Dhara Vyas outlined the wider social benefits of energy efficiency upgrades, while giving evidence to the House of Commons energy security and net zero select committee’s inquiry into ‘Heating Our Homes’.

As well as creating up to 350,000 jobs, such works could have “huge impacts on the health of fuel-poor households, she said: “You could stop just under 700,000 children from developing asthma by targeting support to fuel-poor households.”

That equates to around two-thirds of the 1.1m children who Asthma UK estimates are receiving treatment for the condition, which continues for many into adulthood.

Earlier in the hearing, Department for Energy Security and Net Zero (DESNZ) officials were grilled by the committee on last year’s 55% drop in energy efficiency installations.

Jessica Skilbeck, the department’s director for net zero buildings, told MPs that the “big driver” for this drop had been the hiatus surrounding the transition to the latest phase of the ECO (energy company obligation) scheme.

The move to ECO4, delayed after the government failed to put in place necessary regulations until after the scheme was due to go live in the summer of 2022, had resulted in significant policy changes involving deeper retrofit projects, which are “now working their way through”, she said.

And the latest ECO4 installation figures show that the number of homes upgraded has risen to 65,000 homes with internal management data showing a “strongly upward trajectory”.

“The market is responding to those policy changes,” Skilbeck said, adding that the run rate of installation is “where it needs to be” to meet targets.

David Capper, director for clean heat at DESNZ, defended the UK’s relatively low rate of heat pump installations by arguing that the governments Boiler Upgrade Scheme is at “the most generous end” of grants being offered elsewhere in Europe.

He also said the government’s Clean Heat Market Mechanism, which will require the gas boiler manufacturers to ensure that a proportion of new heating is low carbon, “goes beyond what many European countries are doing”.

“It is not easy and there is a long way to go, but… I can show you that there is a path of how you could get to 600,000 in 2028,” he added.

However, Capper acknowledged there are “issues” with gas heating engineers continuing to recommend only gas boilers and not giving consumers alternative heating options.

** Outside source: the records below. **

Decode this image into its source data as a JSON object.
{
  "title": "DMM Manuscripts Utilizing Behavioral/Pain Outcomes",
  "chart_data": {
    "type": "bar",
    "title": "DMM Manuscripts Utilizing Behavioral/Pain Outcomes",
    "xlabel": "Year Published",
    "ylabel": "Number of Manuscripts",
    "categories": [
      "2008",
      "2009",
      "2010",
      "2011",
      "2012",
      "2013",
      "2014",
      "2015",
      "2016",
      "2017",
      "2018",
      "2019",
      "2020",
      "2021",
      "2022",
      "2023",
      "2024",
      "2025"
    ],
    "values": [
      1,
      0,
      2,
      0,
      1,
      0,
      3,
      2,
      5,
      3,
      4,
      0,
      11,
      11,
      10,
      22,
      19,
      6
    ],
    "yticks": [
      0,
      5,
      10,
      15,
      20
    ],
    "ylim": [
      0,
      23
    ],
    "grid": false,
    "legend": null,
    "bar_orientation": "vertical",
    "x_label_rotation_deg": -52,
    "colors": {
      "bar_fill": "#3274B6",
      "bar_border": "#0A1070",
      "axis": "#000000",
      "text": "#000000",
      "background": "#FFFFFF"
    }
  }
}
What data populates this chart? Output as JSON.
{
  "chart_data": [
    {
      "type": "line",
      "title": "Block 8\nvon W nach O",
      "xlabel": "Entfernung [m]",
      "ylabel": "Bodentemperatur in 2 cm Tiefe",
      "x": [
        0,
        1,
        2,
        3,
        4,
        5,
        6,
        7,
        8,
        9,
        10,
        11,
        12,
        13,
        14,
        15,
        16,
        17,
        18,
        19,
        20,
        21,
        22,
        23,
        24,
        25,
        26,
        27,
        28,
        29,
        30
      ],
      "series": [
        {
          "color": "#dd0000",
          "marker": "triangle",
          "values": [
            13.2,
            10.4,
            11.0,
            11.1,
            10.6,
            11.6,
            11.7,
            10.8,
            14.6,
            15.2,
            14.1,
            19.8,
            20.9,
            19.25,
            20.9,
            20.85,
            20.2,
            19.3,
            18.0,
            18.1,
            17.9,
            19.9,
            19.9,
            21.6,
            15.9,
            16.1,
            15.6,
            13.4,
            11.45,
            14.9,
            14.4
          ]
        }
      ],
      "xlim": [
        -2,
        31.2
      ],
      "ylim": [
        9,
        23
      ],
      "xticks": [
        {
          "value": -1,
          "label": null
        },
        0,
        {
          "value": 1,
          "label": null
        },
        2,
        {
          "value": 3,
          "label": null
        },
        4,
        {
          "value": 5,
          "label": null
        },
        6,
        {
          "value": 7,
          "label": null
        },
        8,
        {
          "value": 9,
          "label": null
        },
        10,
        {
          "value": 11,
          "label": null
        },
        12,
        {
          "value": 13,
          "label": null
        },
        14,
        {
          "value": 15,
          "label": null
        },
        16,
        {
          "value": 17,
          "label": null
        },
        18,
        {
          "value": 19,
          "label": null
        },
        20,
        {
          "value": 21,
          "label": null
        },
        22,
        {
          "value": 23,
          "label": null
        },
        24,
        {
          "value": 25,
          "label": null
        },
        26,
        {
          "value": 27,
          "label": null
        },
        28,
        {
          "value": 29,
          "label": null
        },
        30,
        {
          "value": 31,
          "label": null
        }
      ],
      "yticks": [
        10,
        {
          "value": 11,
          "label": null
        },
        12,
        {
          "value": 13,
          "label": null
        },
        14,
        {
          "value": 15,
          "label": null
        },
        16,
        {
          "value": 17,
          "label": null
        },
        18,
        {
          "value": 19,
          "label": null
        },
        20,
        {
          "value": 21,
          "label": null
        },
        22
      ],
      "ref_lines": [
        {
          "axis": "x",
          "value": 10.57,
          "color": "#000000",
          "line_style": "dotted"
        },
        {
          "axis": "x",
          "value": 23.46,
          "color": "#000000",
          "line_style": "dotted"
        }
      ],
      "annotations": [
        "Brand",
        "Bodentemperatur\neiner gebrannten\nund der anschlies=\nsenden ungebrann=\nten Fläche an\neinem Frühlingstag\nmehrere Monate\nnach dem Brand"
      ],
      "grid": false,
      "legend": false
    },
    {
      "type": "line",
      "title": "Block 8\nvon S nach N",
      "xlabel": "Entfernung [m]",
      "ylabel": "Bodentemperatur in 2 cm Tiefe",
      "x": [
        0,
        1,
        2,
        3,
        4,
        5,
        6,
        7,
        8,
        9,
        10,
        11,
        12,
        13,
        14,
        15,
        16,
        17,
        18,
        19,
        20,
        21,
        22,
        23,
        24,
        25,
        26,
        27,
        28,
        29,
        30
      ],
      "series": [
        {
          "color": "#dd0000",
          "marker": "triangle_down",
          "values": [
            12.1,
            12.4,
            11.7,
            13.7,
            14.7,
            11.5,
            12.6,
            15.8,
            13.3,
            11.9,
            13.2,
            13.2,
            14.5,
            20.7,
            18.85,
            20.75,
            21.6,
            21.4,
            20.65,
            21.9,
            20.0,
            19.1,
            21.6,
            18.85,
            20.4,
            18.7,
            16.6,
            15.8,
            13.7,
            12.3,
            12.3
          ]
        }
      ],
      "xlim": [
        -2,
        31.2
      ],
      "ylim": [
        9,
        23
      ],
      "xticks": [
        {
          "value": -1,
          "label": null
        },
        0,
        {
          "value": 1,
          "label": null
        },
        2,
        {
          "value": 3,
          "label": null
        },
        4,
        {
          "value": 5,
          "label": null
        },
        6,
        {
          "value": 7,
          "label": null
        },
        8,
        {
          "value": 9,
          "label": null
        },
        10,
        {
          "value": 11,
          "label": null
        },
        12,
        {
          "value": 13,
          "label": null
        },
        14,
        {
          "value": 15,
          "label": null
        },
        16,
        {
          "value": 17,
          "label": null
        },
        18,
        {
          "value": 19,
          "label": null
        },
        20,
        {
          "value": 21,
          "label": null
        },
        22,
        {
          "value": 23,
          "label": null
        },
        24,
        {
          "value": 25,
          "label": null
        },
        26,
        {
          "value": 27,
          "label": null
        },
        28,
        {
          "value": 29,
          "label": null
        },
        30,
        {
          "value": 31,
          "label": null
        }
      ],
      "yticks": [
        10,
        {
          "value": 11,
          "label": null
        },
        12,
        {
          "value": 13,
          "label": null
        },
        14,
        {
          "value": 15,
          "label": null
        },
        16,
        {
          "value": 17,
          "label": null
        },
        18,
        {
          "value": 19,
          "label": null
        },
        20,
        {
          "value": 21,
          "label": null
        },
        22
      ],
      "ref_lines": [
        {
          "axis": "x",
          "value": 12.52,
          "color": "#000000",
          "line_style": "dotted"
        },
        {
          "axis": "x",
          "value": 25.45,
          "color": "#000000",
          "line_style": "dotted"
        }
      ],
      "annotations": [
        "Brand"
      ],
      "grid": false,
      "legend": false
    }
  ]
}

He also said that the balance of gas and electricity prices, which reflects how policy costs are added to the latter, is “distorted” and “people should have a greater incentive to switch to a heat pump”.

David Robson, CEO of energy efficiency installers InstaGroup, slammed the failure so far to set up an apprenticeship for  energy efficiency installers. “The fact that we still do not have an apprenticeship scheme in place for insulation-based trades is ridiculous,” he said.